Not later than 1 year after December 29, 2022, the Secretary shall prepare and submit, in a manner that does not compromise national security, to the President and the Committee on Health, Education, Labor, and Pensions and the Select Committee on Intelligence of the Senate, the Committee on Energy and Commerce and the Permanent Select Committee on Intelligence of the House of Representatives, and other congressional committees as appropriate, a report on the findings and recommendations pursuant to subsection (a).

(Pub. L. 117–328, div. FF, title II, § 2324, Dec. 29, 2022, 136 Stat. 5767.)
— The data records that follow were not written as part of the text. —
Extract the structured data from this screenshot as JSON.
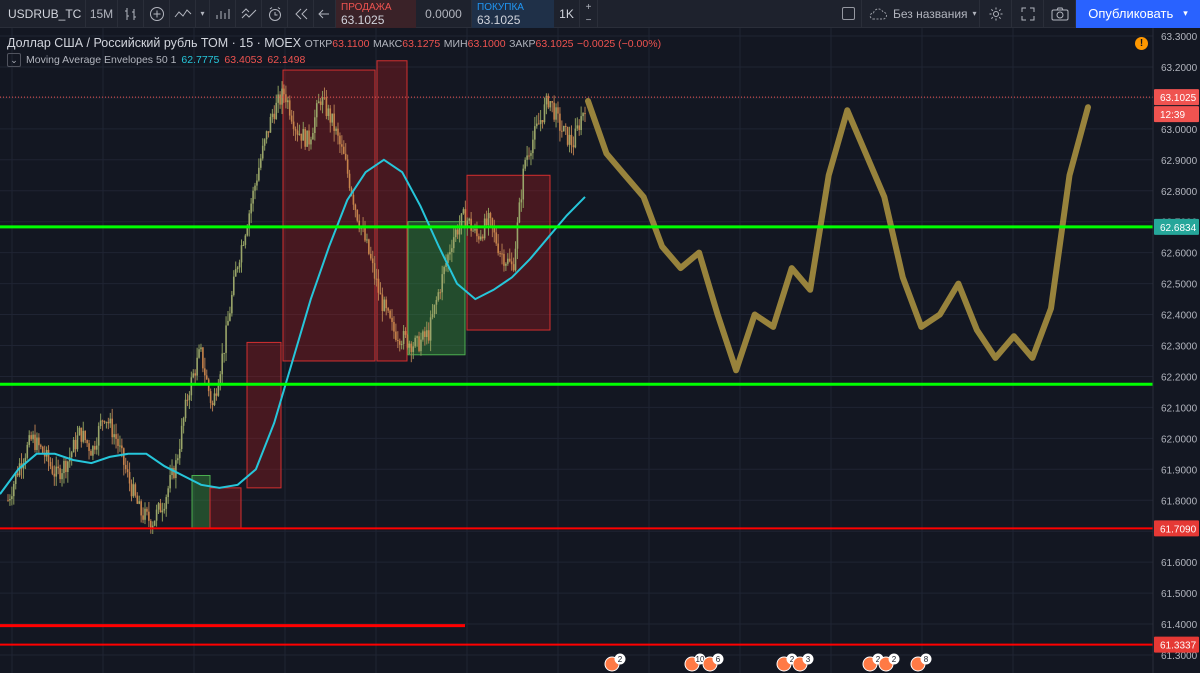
{
  "toolbar": {
    "symbol": "USDRUB_TC",
    "interval": "15M",
    "sell_label": "ПРОДАЖА",
    "sell_price": "63.1025",
    "spread": "0.0000",
    "buy_label": "ПОКУПКА",
    "buy_price": "63.1025",
    "quantity": "1K",
    "layout_name": "Без названия",
    "publish_label": "Опубликовать"
  },
  "legend": {
    "title": "Доллар США / Российский рубль ТОМ · 15 · MOEX",
    "open_label": "ОТКР",
    "open": "63.1100",
    "high_label": "МАКС",
    "high": "63.1275",
    "low_label": "МИН",
    "low": "63.1000",
    "close_label": "ЗАКР",
    "close": "63.1025",
    "change": "−0.0025 (−0.00%)",
    "indicator_name": "Moving Average Envelopes 50 1",
    "indicator_values": [
      "62.7775",
      "63.4053",
      "62.1498"
    ]
  },
  "price_axis": {
    "ticks": [
      "63.3000",
      "63.2000",
      "63.1000",
      "63.0000",
      "62.9000",
      "62.8000",
      "62.7000",
      "62.6000",
      "62.5000",
      "62.4000",
      "62.3000",
      "62.2000",
      "62.1000",
      "62.0000",
      "61.9000",
      "61.8000",
      "61.7000",
      "61.6000",
      "61.5000",
      "61.4000",
      "61.3000"
    ],
    "badges": [
      {
        "text": "63.1025",
        "color": "#ef5350"
      },
      {
        "text": "12:39",
        "color": "#ef5350"
      },
      {
        "text": "62.6834",
        "color": "#26a69a"
      },
      {
        "text": "61.7090",
        "color": "#e53935"
      },
      {
        "text": "61.3337",
        "color": "#e53935"
      }
    ]
  },
  "events": [
    {
      "label": "2"
    },
    {
      "label": "10"
    },
    {
      "label": "6"
    },
    {
      "label": "2"
    },
    {
      "label": "3"
    },
    {
      "label": "2"
    },
    {
      "label": "2"
    },
    {
      "label": "8"
    }
  ],
  "colors": {
    "background": "#131722",
    "up_candle": "#26a69a",
    "down_candle": "#ef5350",
    "moving_average": "#26c6da",
    "support_line": "#00ff00",
    "resistance_line": "#ff0000",
    "drawing": "#a78f3f"
  },
  "chart_data": {
    "type": "line",
    "y_unit": "RUB per USD",
    "ylim": [
      61.29,
      63.32
    ],
    "horizontal_levels": [
      {
        "value": 62.6834,
        "color": "#00ff00"
      },
      {
        "value": 62.175,
        "color": "#00ff00"
      },
      {
        "value": 61.709,
        "color": "#ff0000"
      },
      {
        "value": 61.3337,
        "color": "#ff0000"
      },
      {
        "value": 61.395,
        "color": "#ff0000",
        "partial": true
      }
    ],
    "rectangles": [
      {
        "y1": 61.71,
        "y2": 61.88,
        "color": "green"
      },
      {
        "y1": 61.71,
        "y2": 61.84,
        "color": "red"
      },
      {
        "y1": 61.84,
        "y2": 62.31,
        "color": "red"
      },
      {
        "y1": 62.25,
        "y2": 63.19,
        "color": "red"
      },
      {
        "y1": 62.25,
        "y2": 63.22,
        "color": "red"
      },
      {
        "y1": 62.27,
        "y2": 62.7,
        "color": "green"
      },
      {
        "y1": 62.35,
        "y2": 62.85,
        "color": "red"
      }
    ],
    "price_path": [
      61.8,
      61.92,
      62.0,
      61.95,
      61.88,
      61.93,
      62.02,
      61.96,
      62.08,
      62.0,
      61.87,
      61.76,
      61.73,
      61.8,
      61.92,
      62.15,
      62.28,
      62.1,
      62.3,
      62.55,
      62.72,
      62.9,
      63.05,
      63.12,
      63.0,
      62.96,
      63.1,
      63.02,
      62.9,
      62.73,
      62.6,
      62.45,
      62.35,
      62.32,
      62.3,
      62.34,
      62.5,
      62.65,
      62.72,
      62.65,
      62.7,
      62.6,
      62.55,
      62.9,
      63.0,
      63.1,
      63.0,
      62.95,
      63.08
    ],
    "moving_average_path": [
      61.82,
      61.9,
      61.95,
      61.95,
      61.93,
      61.92,
      61.94,
      61.95,
      61.95,
      61.91,
      61.88,
      61.85,
      61.84,
      61.85,
      61.9,
      62.05,
      62.25,
      62.45,
      62.62,
      62.77,
      62.86,
      62.9,
      62.86,
      62.75,
      62.62,
      62.5,
      62.45,
      62.48,
      62.52,
      62.58,
      62.65,
      62.72,
      62.78
    ],
    "forecast_path": [
      63.09,
      62.92,
      62.85,
      62.78,
      62.62,
      62.55,
      62.6,
      62.4,
      62.22,
      62.4,
      62.36,
      62.55,
      62.48,
      62.85,
      63.06,
      62.92,
      62.78,
      62.52,
      62.36,
      62.4,
      62.5,
      62.35,
      62.26,
      62.33,
      62.26,
      62.42,
      62.85,
      63.07
    ]
  }
}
§ 242v–3. Report on progress to address undue foreign influenceNot later than 1 year after December 29, 2022, and annually thereafter, the Secretary shall prepare and submit to the Committee on Health, Education, Labor, and Pensions of the Senate and the Committee on Energy and Commerce in the House of Representatives, in a manner that does not compromise national security, a report on actions taken by the Secretary—
(1) to address cases of noncompliance with disclosure requirements or research misconduct related to foreign influence, including—
(A) the number of potential noncompliance cases investigated by the National Institutes of Health or reported to the National Institutes of Health by a research institution, including relating to undisclosed research support, undisclosed conflicts of interest or other conflicts of commitment, and peer review violations;
(B) the number of cases referred to the Office of Inspector General of the Department of Health and Human Services, the Office of National Security of the Department of Health and Human Services, the Federal Bureau of Investigation, or other law enforcement agencies;
(C) a description of enforcement actions taken for noncompliance related to undue foreign influence; and
(D) any other relevant information; and
(2) to prevent, address, and mitigate instances of noncompliance with disclosure requirements or research misconduct related to foreign influence.
(Pub. L. 117–328, div. FF, title II, § 2326, Dec. 29, 2022, 136 Stat. 5769.)